Laporan content writer intern Tribun Sumsel, Juliyana Mahasiswa FKIP Bahasa Indonesia Universitas PGRI Palembang
TRIBUNSUMSEL.COM- Hari Guru Nasional adalah peringatan yang diadakan pada tanggal 25 November setiap tahun untuk menghormati peran penting seorang guru dalam pendidikan dan perkembangan masyarakat.
Pada hari tersebut, kita mengenang jasa-jasa guru dalam membentuk generasi muda menjadi individu yang terdidik dan mampu berkontribusi secara positif dalam masyarakat.
Bukan hanya pejuang kemerdekaan Indonesia, guru juga merupakan tokoh yang juga disebut sebagai pahlawan tanpa tanda jasa.

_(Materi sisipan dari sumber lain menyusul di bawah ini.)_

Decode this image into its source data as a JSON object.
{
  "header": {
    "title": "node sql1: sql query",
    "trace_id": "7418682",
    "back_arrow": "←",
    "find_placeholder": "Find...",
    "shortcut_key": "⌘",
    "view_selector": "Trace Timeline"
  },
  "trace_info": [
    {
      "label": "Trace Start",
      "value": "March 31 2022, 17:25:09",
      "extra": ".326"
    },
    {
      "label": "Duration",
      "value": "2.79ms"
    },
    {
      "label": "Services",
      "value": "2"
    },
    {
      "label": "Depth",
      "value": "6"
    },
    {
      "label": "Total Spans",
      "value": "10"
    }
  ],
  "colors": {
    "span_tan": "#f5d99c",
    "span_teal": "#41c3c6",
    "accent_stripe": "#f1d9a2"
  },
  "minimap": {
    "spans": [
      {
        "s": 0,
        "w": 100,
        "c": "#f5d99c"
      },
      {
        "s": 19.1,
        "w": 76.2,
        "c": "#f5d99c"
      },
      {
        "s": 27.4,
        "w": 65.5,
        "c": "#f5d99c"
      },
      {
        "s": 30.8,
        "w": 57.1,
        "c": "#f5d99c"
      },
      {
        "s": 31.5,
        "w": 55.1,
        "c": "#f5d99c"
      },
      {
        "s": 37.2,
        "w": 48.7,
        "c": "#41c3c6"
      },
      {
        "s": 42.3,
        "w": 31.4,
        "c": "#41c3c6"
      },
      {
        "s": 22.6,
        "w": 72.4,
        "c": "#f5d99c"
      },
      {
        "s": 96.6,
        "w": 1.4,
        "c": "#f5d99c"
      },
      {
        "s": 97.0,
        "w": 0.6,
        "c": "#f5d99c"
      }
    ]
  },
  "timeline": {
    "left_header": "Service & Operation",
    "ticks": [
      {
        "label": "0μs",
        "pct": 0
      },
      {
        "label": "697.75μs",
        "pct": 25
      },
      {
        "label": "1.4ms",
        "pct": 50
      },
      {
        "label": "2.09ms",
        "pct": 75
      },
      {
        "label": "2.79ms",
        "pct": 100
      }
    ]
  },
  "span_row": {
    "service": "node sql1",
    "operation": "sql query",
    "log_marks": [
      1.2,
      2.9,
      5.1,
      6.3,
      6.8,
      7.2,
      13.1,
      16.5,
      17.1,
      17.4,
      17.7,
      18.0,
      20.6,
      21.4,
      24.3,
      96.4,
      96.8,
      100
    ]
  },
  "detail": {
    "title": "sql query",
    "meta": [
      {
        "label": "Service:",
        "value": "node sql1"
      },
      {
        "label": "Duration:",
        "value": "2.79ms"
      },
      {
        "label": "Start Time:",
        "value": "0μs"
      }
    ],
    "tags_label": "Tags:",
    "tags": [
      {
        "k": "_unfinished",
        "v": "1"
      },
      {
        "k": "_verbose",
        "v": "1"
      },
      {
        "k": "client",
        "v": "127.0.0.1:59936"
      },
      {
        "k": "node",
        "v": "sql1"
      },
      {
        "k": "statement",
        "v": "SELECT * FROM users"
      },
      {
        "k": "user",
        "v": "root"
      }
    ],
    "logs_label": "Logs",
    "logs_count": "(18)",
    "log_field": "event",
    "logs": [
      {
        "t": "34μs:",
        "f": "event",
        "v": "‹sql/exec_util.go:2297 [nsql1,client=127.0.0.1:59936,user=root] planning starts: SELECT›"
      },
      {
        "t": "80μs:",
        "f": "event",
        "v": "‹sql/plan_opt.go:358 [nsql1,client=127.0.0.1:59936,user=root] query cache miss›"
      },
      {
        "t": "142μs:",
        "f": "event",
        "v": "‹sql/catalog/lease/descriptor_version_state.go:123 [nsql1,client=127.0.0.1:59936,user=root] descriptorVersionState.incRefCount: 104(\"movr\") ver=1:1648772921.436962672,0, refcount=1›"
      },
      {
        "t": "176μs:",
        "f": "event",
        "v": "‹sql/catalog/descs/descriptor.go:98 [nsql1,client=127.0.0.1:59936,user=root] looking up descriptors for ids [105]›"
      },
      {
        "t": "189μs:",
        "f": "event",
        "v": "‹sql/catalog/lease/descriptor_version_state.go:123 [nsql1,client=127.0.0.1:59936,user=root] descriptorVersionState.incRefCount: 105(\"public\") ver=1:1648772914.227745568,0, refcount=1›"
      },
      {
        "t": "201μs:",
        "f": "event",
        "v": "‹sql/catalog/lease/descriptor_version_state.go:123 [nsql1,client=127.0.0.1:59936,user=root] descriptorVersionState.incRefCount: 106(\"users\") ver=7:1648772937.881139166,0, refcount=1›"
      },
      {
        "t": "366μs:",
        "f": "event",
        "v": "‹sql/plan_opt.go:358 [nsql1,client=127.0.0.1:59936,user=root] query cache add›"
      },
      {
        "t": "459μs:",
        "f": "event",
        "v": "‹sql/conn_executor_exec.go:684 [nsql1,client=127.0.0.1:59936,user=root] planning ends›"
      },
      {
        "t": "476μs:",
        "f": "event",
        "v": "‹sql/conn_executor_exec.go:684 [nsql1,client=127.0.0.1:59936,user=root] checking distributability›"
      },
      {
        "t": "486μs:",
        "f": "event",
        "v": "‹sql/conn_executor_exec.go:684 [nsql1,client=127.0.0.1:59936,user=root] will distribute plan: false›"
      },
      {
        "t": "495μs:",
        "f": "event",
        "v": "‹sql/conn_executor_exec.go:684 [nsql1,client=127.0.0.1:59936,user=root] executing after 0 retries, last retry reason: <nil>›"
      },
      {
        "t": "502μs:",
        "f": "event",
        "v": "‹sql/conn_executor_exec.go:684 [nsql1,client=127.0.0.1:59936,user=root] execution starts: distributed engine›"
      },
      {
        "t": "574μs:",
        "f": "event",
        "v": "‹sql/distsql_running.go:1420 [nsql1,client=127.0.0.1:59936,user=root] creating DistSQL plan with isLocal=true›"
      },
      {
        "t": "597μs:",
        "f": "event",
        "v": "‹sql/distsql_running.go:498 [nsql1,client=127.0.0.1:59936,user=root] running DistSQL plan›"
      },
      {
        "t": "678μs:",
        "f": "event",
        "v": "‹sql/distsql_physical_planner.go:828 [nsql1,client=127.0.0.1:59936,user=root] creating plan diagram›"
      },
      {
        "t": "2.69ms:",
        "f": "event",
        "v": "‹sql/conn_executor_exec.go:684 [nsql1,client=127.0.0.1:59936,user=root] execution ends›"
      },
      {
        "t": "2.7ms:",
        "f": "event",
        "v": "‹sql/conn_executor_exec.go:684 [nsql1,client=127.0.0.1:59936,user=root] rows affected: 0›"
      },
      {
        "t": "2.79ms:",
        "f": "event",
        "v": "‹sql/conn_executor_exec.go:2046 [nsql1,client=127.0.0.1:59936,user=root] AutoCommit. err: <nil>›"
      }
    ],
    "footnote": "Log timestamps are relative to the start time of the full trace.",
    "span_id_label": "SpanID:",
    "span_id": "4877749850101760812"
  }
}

Maka dari itu, untuk menghargai jasa-jasanya, maka diperingati Hari Guru Nasional setiap tanggal 25 November
[Sejarah Hari Guru Nasional]
Sejarah Hari Guru Indonesia bermula pada 25 November 1994 ketika Presiden Republik Indonesia, Soeharto, secara resmi menetapkan tanggal 25 November sebagai Hari Guru Nasional.
Pemilihan tanggal tersebut tidaklah sebuah acak, melainkan merujuk pada pendirian organisasi guru pertama di Indonesia, yaitu PGRI (Persatuan Guru Republik Indonesia), pada tanggal 25 November 1945 di Yogyakarta.
Berdirinya PGRI berawal dari kemunculan organisasi perjuangan guru-guru pribumi pada zaman Belanda, atau PGHB.
Organisasi ini bersifat unitaristik yang di mana anggotanya terdiri dari para Guru Bantu, Guru Desa, Kepala Sekolah, dan Penilik Sekolah.
Karena memiliki latar belakang yang berbeda-beda, mereka banyak mengajar di Sekolah Desa dan Sekolah Rakyat Angkat Dua yang menggunakan bahasa Melayu sebagai bahasa pengantar.
Bersamaan dengan itu, organisasi perguruan lain yang juga berkembang adalah Persatuan Guru Bantu (PGB), Perserikatan Guru Desa (PGD), Persatuan Guru Ambachtsschool (PGAS), Perserikatan Normaalschool (PNS), dan Hogere Kweekschool Bond (HKSB).
Mulanya, PGHB memiliki tujuan untuk memperbaiki nasib para guru agar setara dengan Belanda. Namun, perlahan-lahan tujuan itu mengalami pergeseran menjadi perjuangan nasional.
Pada 1932, sebanyak 32 organisasi guru memutuskan untuk bergabung menjadi satu di PGHB dan mengubah nama organisasi mereka menjadi Persatuan Guru Indonesia (PGI).
Perubahan nama itu lantas membuat Belanda terkejut, karena menggunakan kata Indonesia yang tidak disukai oleh Belanda.
Belanda takut dengan adanya kata Indonesia akan memicu semangat perjuangan rakyat melawan mereka.